Last question is, what advice do you have for others who are looking to start harvesting or using wild plants as food medicine, or even just like food sovereignty in general? What do you think people should start? Or how can they start?  

(Deanna) 00:12:14 I think it, I think people should start small, and start with things that they like. So, um, I got a lot of questions last spring with people that I knew personally, um, you know, they had questions on, okay, what if I, you know, I have a 30 by 40 foot space, I want to grow a garden and it's like, it, it takes, it takes a lot of energy. It takes a lot of time. Do you have the time to go out there? And do you have the time to, um, you know, water every day? Do you have the resources? And a lot of the times it was, you know, no. So, you know, it's just starting small, like grow something that you, your family, you and your family are going to eat and that you're going to enjoy. So it could be, you know, one type of plant and one tomato plant, or, you know, carrots and radishes, and, you know, just start, start out small.  

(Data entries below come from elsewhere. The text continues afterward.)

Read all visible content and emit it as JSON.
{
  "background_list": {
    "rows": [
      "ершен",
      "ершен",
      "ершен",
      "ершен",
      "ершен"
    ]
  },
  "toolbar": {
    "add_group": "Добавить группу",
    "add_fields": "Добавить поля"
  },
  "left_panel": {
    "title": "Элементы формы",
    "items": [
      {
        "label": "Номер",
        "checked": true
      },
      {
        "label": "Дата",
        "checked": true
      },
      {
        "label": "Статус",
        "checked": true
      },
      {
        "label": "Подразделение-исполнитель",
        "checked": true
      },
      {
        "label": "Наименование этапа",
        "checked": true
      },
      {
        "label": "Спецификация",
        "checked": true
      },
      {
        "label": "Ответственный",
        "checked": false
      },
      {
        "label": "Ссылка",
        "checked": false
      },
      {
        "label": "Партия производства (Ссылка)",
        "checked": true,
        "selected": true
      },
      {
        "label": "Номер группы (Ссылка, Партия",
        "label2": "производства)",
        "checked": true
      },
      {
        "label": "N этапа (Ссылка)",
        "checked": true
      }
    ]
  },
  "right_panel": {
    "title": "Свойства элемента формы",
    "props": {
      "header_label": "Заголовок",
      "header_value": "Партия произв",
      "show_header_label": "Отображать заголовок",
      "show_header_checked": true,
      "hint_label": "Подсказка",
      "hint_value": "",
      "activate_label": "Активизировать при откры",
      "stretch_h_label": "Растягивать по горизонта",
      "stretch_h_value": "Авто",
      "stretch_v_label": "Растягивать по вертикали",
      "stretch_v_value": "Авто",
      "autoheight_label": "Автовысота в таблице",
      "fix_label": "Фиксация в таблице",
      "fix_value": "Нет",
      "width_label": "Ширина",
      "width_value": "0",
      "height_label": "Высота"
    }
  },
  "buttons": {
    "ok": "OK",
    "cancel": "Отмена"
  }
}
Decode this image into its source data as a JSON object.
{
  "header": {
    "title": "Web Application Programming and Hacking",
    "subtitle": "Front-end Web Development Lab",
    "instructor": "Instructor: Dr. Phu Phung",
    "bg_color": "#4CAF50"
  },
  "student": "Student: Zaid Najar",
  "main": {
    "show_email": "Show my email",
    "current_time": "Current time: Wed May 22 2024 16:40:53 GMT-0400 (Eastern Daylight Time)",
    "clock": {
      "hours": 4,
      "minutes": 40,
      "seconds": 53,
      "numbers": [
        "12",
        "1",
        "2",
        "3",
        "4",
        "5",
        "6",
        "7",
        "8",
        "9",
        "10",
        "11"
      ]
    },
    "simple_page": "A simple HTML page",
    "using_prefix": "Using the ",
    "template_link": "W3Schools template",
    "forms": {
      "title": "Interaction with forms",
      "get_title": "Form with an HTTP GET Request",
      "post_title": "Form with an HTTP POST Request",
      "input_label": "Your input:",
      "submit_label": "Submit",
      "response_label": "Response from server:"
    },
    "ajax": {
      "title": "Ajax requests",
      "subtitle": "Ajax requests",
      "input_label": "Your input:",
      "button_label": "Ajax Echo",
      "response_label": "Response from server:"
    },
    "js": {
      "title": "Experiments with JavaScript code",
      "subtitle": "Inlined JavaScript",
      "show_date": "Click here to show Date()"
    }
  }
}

00:13:16 And as far as wild harvesting, start off with something that, you know, that, like I said before, like your family's going to enjoy and your family's going to eat, and that can be, you know, starting off with like, so right now is the time to go out and, uh, harvest sap from the boxelder plants, actually this next week is going to be the perfect time. And it doesn't take much, you know, you just need to drill, a bucket and a nailed to hang your bucket on, and, you know, that's altogether, if you already have a drill that's nothing, that's like, maybe like $10 for the rest of everything else. And, you know, boil it down and get, get your maple syrup that way, instead of going to the store and buying something, that's just, you know, straight up corn syrup and, or, you know, the maple syrup I've been buying is from Wisconsin and for a 16 ounce bottle, is like 10 bucks.  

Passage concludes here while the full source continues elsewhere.